Dvorak-pieter-wispelwey

The Strad Issue: January 2008
Musicians: Pieter Wispelwey (cello) Budapest Festival orchestra, Iván Fischer (conductor)
Composer: Dvorák

During these hard-pressed financial days it’s a luxury to re-record the same concerto as Wispelwey has done with this work. His first, made with Lawrence Renes and the Netherlands Philharmonic Orchestra (Chandos), is spontaneous and natural, offering a straightforward view of the work. Here, in this beautifully recorded live performance, Iván Fischer imbues the orchestral writing with many more shades of nuance and rhythmic finesse, while Wispelwey’s 1760 Guadagnini offers his already poetic playing more timbral scope with its glorious response.

However there are also drawbacks. Some of the chosen tempos are a little on the slow side, not least the opening of the finale, which needs to have the flavour at least of dancing, and the poco meno mosso section in same movement is inordinately slow. Equally the tempo for the  Adagio feels a shade too ponderous – it is marked ‘non troppo’ after all – although the movement is full of sumptuous playing.  

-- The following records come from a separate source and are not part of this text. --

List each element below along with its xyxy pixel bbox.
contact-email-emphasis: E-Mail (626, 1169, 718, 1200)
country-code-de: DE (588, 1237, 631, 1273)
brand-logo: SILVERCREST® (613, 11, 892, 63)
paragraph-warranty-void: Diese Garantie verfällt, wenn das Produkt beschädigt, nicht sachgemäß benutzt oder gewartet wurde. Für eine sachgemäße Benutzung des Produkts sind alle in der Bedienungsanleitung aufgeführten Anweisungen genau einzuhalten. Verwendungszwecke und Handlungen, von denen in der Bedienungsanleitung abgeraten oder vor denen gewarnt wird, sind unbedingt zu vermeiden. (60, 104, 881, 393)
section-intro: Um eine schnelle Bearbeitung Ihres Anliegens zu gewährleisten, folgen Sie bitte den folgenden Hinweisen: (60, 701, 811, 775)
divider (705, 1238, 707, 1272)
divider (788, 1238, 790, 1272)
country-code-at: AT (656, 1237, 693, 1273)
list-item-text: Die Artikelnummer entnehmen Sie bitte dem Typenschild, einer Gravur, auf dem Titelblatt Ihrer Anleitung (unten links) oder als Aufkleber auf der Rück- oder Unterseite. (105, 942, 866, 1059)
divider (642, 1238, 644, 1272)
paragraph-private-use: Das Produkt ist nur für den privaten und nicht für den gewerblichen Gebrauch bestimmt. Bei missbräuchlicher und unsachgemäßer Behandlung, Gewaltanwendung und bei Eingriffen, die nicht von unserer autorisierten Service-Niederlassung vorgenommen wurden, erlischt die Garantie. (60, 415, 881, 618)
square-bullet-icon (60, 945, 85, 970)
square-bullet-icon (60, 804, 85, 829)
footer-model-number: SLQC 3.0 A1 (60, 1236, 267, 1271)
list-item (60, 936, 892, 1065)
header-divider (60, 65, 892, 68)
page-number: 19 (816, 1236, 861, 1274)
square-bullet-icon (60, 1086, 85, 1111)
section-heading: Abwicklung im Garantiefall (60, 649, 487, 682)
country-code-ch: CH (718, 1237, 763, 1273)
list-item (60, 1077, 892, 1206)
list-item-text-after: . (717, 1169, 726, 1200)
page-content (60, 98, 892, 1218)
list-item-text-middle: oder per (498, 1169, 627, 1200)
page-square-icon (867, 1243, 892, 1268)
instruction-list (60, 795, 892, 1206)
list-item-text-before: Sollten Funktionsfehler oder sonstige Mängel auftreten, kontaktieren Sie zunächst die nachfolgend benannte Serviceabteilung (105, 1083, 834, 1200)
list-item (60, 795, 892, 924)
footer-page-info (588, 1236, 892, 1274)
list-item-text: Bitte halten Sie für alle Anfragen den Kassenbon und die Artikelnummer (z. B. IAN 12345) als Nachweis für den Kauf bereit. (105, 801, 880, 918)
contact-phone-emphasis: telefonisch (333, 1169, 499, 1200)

It can be difficult effecting a judicious balance between detailing some of the numerous interesting orchestral moments while maintaining impetus, particularly as the score is intricate. Yet this well-rehearsed partnership, where all rubatos are finely honed and immaculately together, perhaps misses the ingredient of infectious simplicity and spontaneity that graces Jean-Guihen Queyras’s outstanding recording with the Prague Philharmonic and Ji?í B?lohlávek (Harmonia Mundi).